The Independent on Sunday: Industry set to plumb the depths

British manufacturing could soon sink to levels that have not been seen since the depths of the financial crisis, leading economists warned. December figures from the Purchasing Managers' Index (PMI) are expected to paint a bleak picture when they are released tomorrow. Investec economist Philip Shaw thinks the index could fall as low as 45, which would be the worst reading for the sector since early 2009.

The Sunday Times: £27m in the bag for hedge fund founder

A London-based hedge fund that makes money betting on the European sovereign debt markets has paid its founder a £27m dividend in one of the biggest windfalls of the year. Yan Huo, 43, boss of Capula Investment Management, banked the payment as part of a £92m bonus pool. Another hedge fund boss, Sanjay Shah of Solo Capital, paid himself £19m.

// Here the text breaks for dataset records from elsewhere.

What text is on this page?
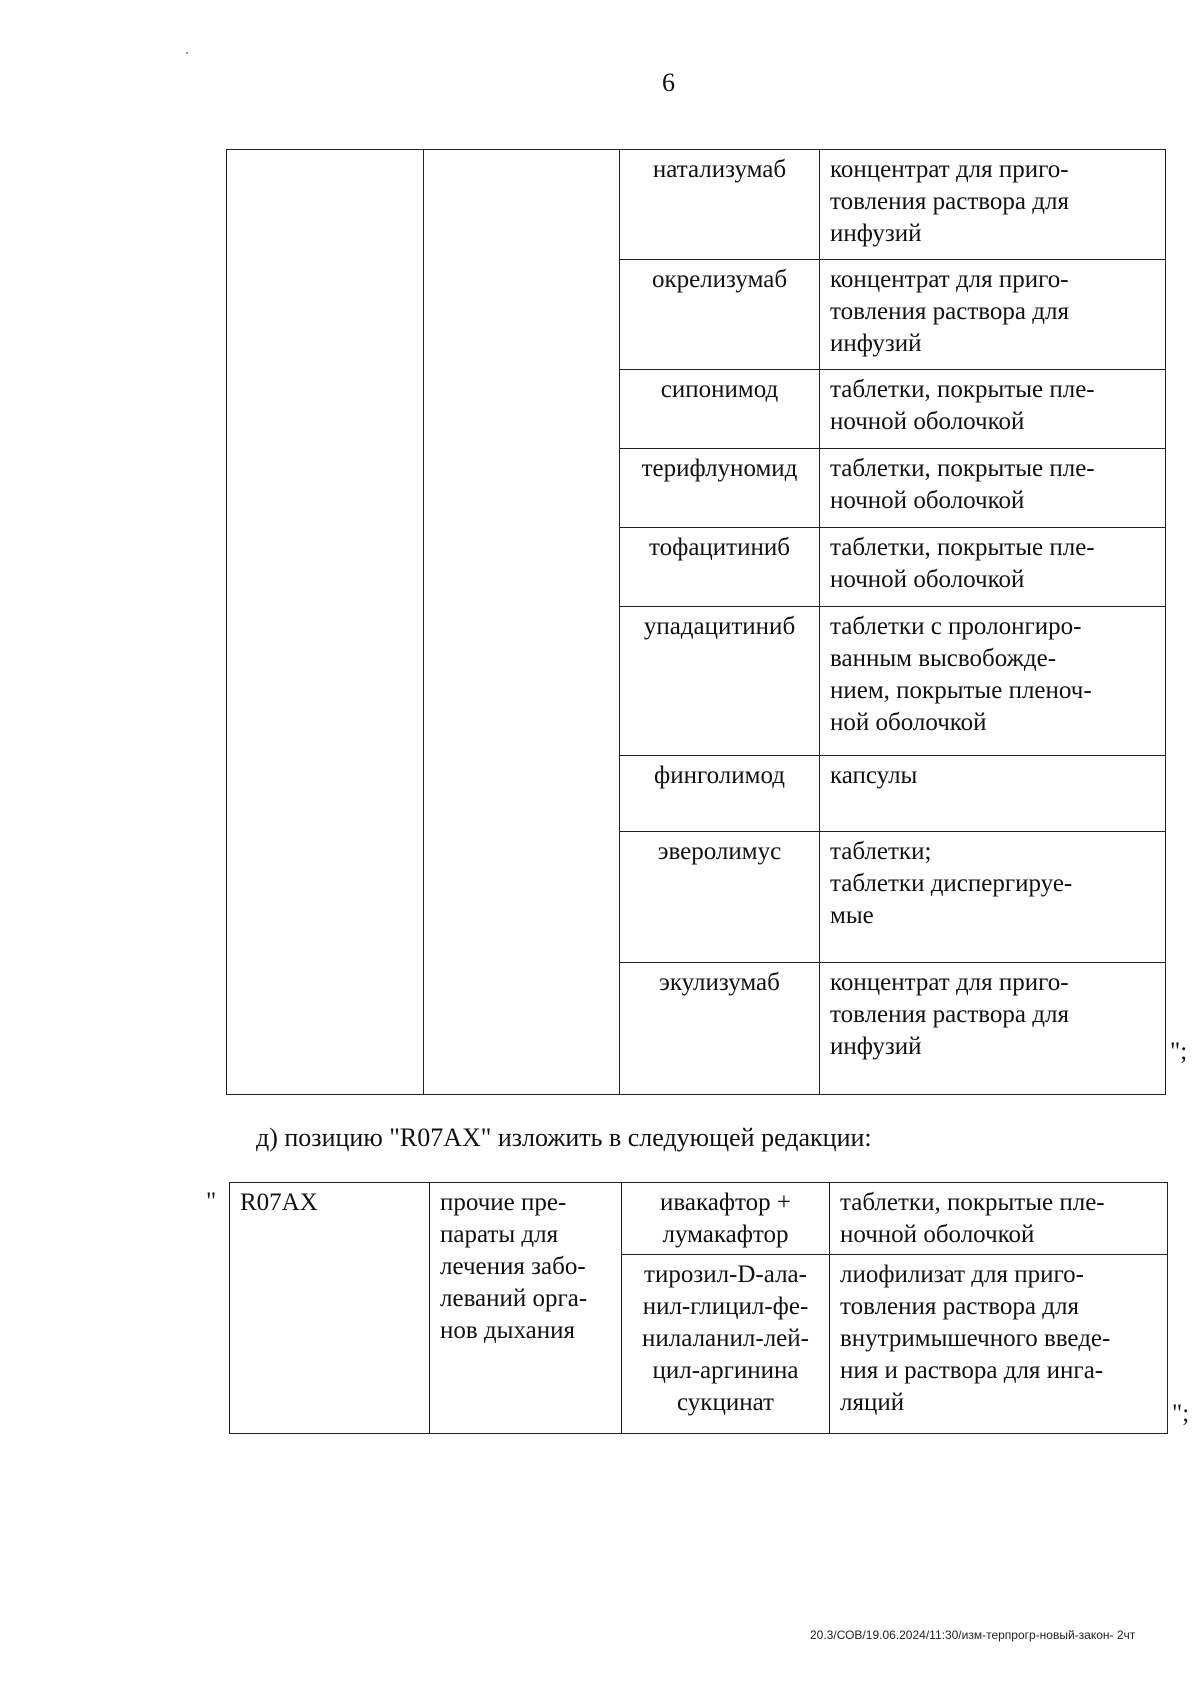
6

		натализумаб	концентрат для приго-
товления раствора для
инфузий

		окрелизумаб	концентрат для приго-
товления раствора для
инфузий

		сипонимод	таблетки, покрытые пле-
ночной оболочкой

		терифлуномид	таблетки, покрытые пле-
ночной оболочкой

		тофацитиниб	таблетки, покрытые пле-
ночной оболочкой

		упадацитиниб	таблетки с пролонгиро-
ванным высвобожде-
нием, покрытые пленоч-
ной оболочкой

		финголимод	капсулы

		эверолимус	таблетки;
таблетки диспергируе-
мые

		экулизумаб	концентрат для приго-
товления раствора для
инфузий	";
д) позицию "R07AX" изложить в следующей редакции:
" R07AX	прочие пре-
параты для
лечения забо-
леваний орга-
нов дыхания	ивакафтор +
лумакафтор	таблетки, покрытые пле-
ночной оболочкой

		тирозил-D-ала-
нил-глицил-фе-
нилаланил-лей-
цил-аргинина
сукцинат	лиофилизат для приго-
товления раствора для
внутримышечного введе-
ния и раствора для инга-
ляций	";
20.3/СОВ/19.06.2024/11:30/изм-терпрогр-новый-закон- 2чт
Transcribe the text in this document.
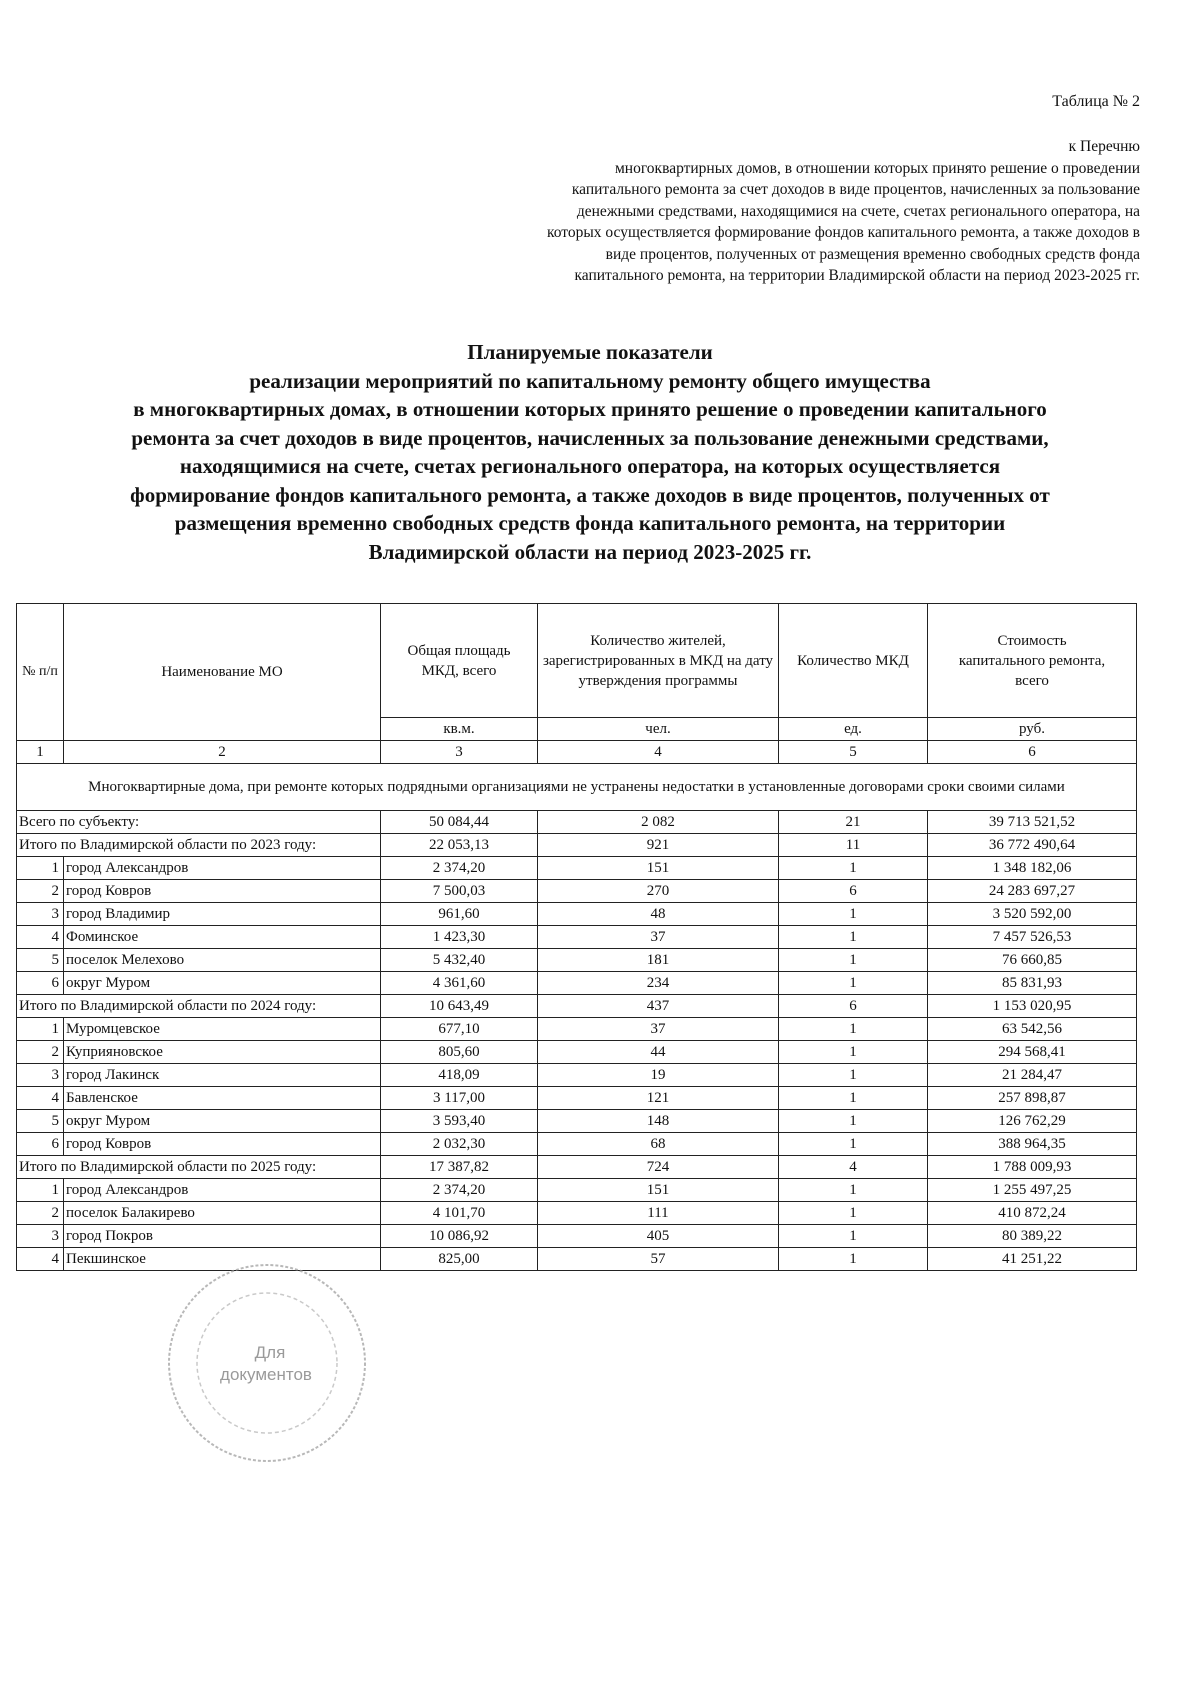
Таблица № 2
к Перечню
многоквартирных домов, в отношении которых принято решение о проведении
капитального ремонта за счет доходов в виде процентов, начисленных за пользование
денежными средствами, находящимися на счете, счетах регионального оператора, на
которых осуществляется формирование фондов капитального ремонта, а также доходов в
виде процентов, полученных от размещения временно свободных средств фонда
капитального ремонта, на территории Владимирской области на период 2023-2025 гг.
Планируемые показатели
реализации мероприятий по капитальному ремонту общего имущества
в многоквартирных домах, в отношении которых принято решение о проведении капитального
ремонта за счет доходов в виде процентов, начисленных за пользование денежными средствами,
находящимися на счете, счетах регионального оператора, на которых осуществляется
формирование фондов капитального ремонта, а также доходов в виде процентов, полученных от
размещения временно свободных средств фонда капитального ремонта, на территории
Владимирской области на период 2023-2025 гг.
№ п/п	Наименование МО	Общая площадь МКД, всего	Количество жителей, зарегистрированных в МКД на дату утверждения программы	Количество МКД	Стоимость капитального ремонта, всего
		кв.м.	чел.	ед.	руб.
1	2	3	4	5	6
Многоквартирные дома, при ремонте которых подрядными организациями не устранены недостатки в установленные договорами сроки своими силами					
Всего по субъекту:		50 084,44	2 082	21	39 713 521,52
Итого по Владимирской области по 2023 году:		22 053,13	921	11	36 772 490,64
1	город Александров	2 374,20	151	1	1 348 182,06
2	город Ковров	7 500,03	270	6	24 283 697,27
3	город Владимир	961,60	48	1	3 520 592,00
4	Фоминское	1 423,30	37	1	7 457 526,53
5	поселок Мелехово	5 432,40	181	1	76 660,85
6	округ Муром	4 361,60	234	1	85 831,93
Итого по Владимирской области по 2024 году:		10 643,49	437	6	1 153 020,95
1	Муромцевское	677,10	37	1	63 542,56
2	Куприяновское	805,60	44	1	294 568,41
3	город Лакинск	418,09	19	1	21 284,47
4	Бавленское	3 117,00	121	1	257 898,87
5	округ Муром	3 593,40	148	1	126 762,29
6	город Ковров	2 032,30	68	1	388 964,35
Итого по Владимирской области по 2025 году:		17 387,82	724	4	1 788 009,93
1	город Александров	2 374,20	151	1	1 255 497,25
2	поселок Балакирево	4 101,70	111	1	410 872,24
3	город Покров	10 086,92	405	1	80 389,22
4	Пекшинское	825,00	57	1	41 251,22
Для
документов
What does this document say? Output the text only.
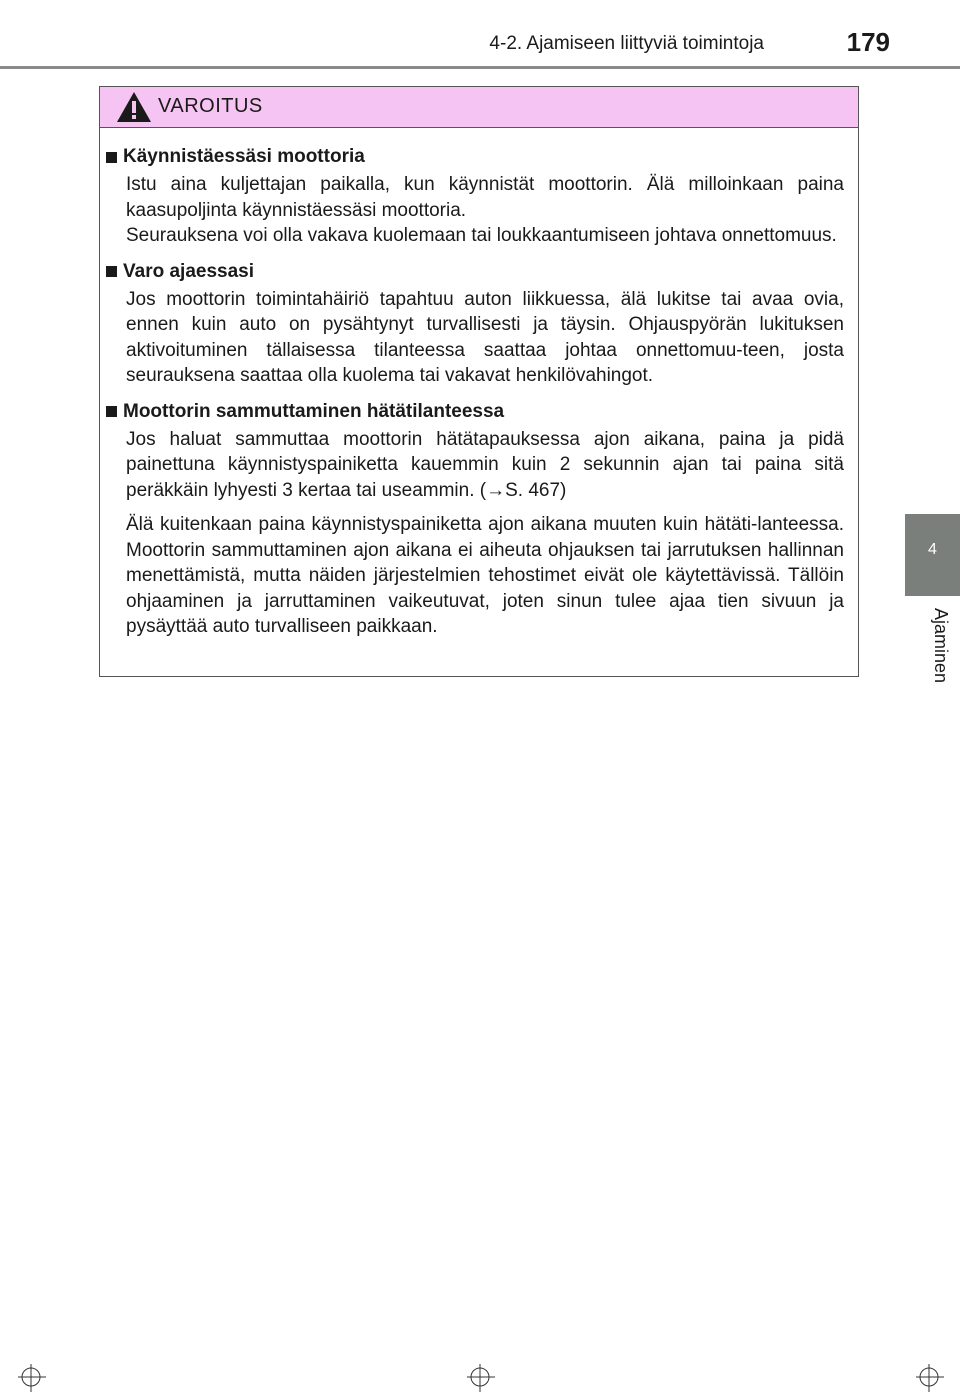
4-2. Ajamiseen liittyviä toimintoja	179
4
Ajaminen
VAROITUS
Käynnistäessäsi moottoria

Istu aina kuljettajan paikalla, kun käynnistät moottorin. Älä milloinkaan paina kaasupoljinta käynnistäessäsi moottoria.

Seurauksena voi olla vakava kuolemaan tai loukkaantumiseen johtava onnettomuus.

Varo ajaessasi

Jos moottorin toimintahäiriö tapahtuu auton liikkuessa, älä lukitse tai avaa ovia, ennen kuin auto on pysähtynyt turvallisesti ja täysin. Ohjauspyörän lukituksen aktivoituminen tällaisessa tilanteessa saattaa johtaa onnettomuu-teen, josta seurauksena saattaa olla kuolema tai vakavat henkilövahingot.

Moottorin sammuttaminen hätätilanteessa

Jos haluat sammuttaa moottorin hätätapauksessa ajon aikana, paina ja pidä painettuna käynnistyspainiketta kauemmin kuin 2 sekunnin ajan tai paina sitä peräkkäin lyhyesti 3 kertaa tai useammin. (→S. 467)

Älä kuitenkaan paina käynnistyspainiketta ajon aikana muuten kuin hätäti-lanteessa. Moottorin sammuttaminen ajon aikana ei aiheuta ohjauksen tai jarrutuksen hallinnan menettämistä, mutta näiden järjestelmien tehostimet eivät ole käytettävissä. Tällöin ohjaaminen ja jarruttaminen vaikeutuvat, joten sinun tulee ajaa tien sivuun ja pysäyttää auto turvalliseen paikkaan.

The Mail on Sunday: Car exports to roar to highest in history

Britain's revitalised motor manufacturing sector will soon be exporting more cars than at any time in its history. Car exports soared by 19 per cent to an expected 1.11 million in 2011, within a whisker of the 1.19 million record that was set in 2007. New investment from Nissan, Toyota and BMW suggest that 2012 will surpass that figure. The trio are foreign-owned but have significant production plants in Britain.

The Sunday Telegraph: Standard Chartered boss sounds Eurozone alert

The chief executive of Asia-focused bank Standard Chartered warned there was an increasing likelihood of a country falling out of the Eurozone because of the inability of politicians to resolve the crisis. Peter Sands said that any break-up of the single currency would have dire consequences for the global economy because it would be difficult to judge how the contagion would unravel.